Ключник приблизил свечу.
Куда-то вниз, в темноту, вели крутые скользкие ступени…
— Се потайной ход к дружинной избе и за стену. Запомни, княже, на крайний случай.
— Запомню, — послушно сказал Даниил.
Ключник перекрестился — истово, с явным облегченьем:
— Слава богу, снял с души тяжесть… Теперь и помирать можно… Прости, княже, если что не так сказал…
Даниилу стало страшно.
Черный провал потайного хода вдруг напомнил об опасностях, которые подстерегают его, которые так же неотделимы от его нового бытия, как княжеские почести и людское преклонение…
Даниил кивком головы удалил ключника, подошел к оконцу, сдвинул вбок оконницу с кусочками слюды между свинцовыми переплетами.
За оконцем чернела стена Кремля, а над стеной неслышно плыли тяжелые зловещие тучи. Ни огонька нигде, ни голоса, будто вымерла Москва.
За дверью ворочались, устраиваясь на ночь, телохранители.
Затаив дыхание, прижался к косяку комнатный холоп.
А Даниил все стоял у оконца, и жизнь впереди казалась ему похожей на этот черный потайной ход. Найдет ли он из него выход к свету, к солнцу?..
1
Звенигородский мужик Якушка Балагур проснулся от собачьего лая.

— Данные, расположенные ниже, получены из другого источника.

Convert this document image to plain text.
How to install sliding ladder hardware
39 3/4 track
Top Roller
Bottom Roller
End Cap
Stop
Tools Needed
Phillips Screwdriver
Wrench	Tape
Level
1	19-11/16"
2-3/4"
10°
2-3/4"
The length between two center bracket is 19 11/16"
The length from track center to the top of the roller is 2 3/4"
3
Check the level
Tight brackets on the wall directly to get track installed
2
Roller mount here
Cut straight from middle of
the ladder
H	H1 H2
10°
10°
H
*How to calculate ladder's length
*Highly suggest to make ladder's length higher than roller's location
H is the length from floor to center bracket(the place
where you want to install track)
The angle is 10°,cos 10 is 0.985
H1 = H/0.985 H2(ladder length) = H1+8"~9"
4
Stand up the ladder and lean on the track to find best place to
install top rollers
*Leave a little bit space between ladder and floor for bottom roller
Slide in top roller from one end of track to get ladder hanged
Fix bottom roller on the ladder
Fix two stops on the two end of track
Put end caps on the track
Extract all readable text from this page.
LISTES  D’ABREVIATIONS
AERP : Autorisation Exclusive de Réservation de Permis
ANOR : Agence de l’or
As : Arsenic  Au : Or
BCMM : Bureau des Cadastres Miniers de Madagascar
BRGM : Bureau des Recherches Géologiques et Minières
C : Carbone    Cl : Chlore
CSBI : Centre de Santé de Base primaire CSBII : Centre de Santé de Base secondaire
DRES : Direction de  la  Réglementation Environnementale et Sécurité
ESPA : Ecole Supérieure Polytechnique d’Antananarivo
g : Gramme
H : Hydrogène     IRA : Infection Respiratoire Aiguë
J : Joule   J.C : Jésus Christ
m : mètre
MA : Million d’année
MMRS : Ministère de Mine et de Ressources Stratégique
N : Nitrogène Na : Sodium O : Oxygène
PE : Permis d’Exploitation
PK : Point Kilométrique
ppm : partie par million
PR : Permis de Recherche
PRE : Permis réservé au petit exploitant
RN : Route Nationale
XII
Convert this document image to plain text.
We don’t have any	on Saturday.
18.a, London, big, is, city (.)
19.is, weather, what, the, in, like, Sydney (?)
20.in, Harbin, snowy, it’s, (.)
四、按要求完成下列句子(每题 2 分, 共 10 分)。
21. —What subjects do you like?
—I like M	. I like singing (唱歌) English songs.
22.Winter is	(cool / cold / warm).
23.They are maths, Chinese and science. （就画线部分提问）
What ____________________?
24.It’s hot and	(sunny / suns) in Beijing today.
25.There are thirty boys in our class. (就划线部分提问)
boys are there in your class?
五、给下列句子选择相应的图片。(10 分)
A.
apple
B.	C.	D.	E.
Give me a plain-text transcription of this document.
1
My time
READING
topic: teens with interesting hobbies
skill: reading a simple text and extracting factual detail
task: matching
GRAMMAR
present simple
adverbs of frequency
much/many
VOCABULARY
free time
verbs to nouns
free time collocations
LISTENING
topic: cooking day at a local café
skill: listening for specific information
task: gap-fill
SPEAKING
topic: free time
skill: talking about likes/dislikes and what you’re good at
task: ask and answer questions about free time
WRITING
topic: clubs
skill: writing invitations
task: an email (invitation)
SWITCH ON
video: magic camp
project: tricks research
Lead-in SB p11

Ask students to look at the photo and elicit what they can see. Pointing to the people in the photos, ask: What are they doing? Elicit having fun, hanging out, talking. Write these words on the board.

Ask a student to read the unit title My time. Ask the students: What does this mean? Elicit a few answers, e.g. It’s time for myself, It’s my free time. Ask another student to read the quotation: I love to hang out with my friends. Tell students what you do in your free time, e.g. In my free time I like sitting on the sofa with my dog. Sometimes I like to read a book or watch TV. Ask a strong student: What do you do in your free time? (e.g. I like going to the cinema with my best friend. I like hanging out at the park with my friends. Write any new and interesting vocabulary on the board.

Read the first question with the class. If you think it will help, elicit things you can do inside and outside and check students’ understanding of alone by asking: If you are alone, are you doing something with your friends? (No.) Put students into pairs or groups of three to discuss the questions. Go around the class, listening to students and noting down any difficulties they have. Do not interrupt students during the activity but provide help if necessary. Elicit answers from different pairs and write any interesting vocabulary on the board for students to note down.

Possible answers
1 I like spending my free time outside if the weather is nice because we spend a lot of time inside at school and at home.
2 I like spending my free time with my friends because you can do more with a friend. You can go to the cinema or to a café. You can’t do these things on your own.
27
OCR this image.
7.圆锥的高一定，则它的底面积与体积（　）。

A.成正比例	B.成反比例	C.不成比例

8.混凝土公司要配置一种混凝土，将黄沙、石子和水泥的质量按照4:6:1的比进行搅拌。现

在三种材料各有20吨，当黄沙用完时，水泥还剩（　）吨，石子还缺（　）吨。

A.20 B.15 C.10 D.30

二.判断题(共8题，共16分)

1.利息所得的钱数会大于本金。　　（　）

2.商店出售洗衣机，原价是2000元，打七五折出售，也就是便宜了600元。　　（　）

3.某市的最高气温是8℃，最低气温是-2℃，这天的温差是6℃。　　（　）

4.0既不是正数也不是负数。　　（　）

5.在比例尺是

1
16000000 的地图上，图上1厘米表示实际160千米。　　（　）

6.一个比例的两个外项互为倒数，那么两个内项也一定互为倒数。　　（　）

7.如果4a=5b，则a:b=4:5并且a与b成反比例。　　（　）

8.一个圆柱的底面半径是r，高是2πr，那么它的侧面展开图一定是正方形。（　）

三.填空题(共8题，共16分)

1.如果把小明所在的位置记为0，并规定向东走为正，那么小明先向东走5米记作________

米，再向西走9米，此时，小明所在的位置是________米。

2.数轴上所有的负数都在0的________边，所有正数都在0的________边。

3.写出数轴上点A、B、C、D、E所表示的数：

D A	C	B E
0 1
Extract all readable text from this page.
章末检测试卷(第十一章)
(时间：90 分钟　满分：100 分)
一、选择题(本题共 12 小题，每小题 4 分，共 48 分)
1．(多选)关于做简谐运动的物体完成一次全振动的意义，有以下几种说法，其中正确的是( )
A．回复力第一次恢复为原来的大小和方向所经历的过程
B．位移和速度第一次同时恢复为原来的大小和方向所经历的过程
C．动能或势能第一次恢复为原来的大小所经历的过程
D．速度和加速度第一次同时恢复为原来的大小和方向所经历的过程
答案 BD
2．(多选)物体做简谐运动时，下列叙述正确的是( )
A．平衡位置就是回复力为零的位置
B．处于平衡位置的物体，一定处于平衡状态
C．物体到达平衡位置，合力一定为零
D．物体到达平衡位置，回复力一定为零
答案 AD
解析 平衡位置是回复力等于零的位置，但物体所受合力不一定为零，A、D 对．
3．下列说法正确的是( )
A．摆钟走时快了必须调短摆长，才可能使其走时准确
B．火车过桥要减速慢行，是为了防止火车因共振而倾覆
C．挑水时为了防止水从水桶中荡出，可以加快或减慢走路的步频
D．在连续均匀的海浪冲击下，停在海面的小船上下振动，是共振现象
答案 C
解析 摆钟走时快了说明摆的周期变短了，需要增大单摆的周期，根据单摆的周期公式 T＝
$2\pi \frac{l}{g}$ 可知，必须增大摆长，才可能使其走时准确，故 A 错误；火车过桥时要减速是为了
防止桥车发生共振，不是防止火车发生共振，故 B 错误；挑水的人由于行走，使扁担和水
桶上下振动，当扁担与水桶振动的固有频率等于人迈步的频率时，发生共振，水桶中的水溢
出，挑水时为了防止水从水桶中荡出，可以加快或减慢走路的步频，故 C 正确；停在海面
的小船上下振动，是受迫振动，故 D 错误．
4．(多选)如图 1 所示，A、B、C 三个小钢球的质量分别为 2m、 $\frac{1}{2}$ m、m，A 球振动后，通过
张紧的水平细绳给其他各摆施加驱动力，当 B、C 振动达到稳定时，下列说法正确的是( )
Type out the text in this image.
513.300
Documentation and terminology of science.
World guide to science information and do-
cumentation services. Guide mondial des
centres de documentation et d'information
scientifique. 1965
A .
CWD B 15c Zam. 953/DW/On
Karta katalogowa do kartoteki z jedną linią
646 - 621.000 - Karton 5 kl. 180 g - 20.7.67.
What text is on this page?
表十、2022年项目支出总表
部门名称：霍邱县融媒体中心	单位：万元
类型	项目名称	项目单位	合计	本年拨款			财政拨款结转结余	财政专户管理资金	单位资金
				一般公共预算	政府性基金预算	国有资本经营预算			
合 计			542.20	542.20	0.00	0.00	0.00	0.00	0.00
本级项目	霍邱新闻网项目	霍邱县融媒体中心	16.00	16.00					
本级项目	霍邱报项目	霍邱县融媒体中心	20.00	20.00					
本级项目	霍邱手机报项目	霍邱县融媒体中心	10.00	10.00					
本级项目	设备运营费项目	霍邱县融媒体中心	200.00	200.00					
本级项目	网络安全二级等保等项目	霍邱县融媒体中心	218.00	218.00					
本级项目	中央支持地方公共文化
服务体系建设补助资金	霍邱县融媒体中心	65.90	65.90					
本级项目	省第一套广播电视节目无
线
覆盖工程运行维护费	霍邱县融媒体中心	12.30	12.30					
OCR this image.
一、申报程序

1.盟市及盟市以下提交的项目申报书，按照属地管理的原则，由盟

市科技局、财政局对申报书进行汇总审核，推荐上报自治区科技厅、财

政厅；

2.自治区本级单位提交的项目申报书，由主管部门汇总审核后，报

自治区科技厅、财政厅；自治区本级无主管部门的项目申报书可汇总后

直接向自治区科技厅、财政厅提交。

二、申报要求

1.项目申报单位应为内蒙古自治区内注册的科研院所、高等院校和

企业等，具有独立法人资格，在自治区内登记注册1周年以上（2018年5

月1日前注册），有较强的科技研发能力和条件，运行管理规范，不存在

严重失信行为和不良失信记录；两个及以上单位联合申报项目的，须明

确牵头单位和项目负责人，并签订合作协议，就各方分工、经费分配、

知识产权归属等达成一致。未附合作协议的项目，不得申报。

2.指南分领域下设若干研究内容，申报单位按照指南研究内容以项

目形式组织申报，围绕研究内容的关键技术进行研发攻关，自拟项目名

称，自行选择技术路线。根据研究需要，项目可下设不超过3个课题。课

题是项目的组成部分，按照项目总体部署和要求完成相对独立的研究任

Посапывая, сполз с полатей на дощатый пол, выстывший за ночь чуть не до инея, привычно перекрестился на красный угол.
За узким оконцем, затянутым бычьим пузырем, — непроглядная темень.
Пес на дворе лаял непрерывно, взахлеб.
Якушка привычно подумал: «Коли в крещение собака сильно лает, много будет в лесу зверя и птицы!» Про такую примету говорили старики, а в приметы Якушка верил крепко, как верит истинный пахарь-страдник. Приметы, как и все на земле, от бога…
Шаркая ногами, Якушка подошел к кадушке, которая стояла возле устья печи, нашарил в темноте деревянный ковшичек, напился, ополоснул глаза ледяной водой, — и только тогда проснулся окончательно. Вспомнил, что сам же вчера наказывал соседу, худому бобылю Буне, разбудить до света — вместе ехать на торг в Москву.
Сосед Буня был беднее бедного, а потому — послушен. Про таких, как Буня, пословица в народе сложена: «Ни кола, ни двора, ни села, ни мила живота, ни образа помолиться, ни хлеба, чем подавиться, ни ножа, чем зарезаться!» Голь перекатная!
А у самого Якушки хозяйство подходящее, справное. Изба рублена просторно, из нового леса. На дворе рубленая же клеть, гумно. На отшибе, у речки Сторожки — мовница[103]. Лошадка есть пахотная с жеребчиком, добрая корова, разная мелкая животина: две свиньи, коза, овцы. Жилось ничего себе — сытно. Осенью старый хлеб заходил за новый. В праздники ели мясо. Грех жаловаться!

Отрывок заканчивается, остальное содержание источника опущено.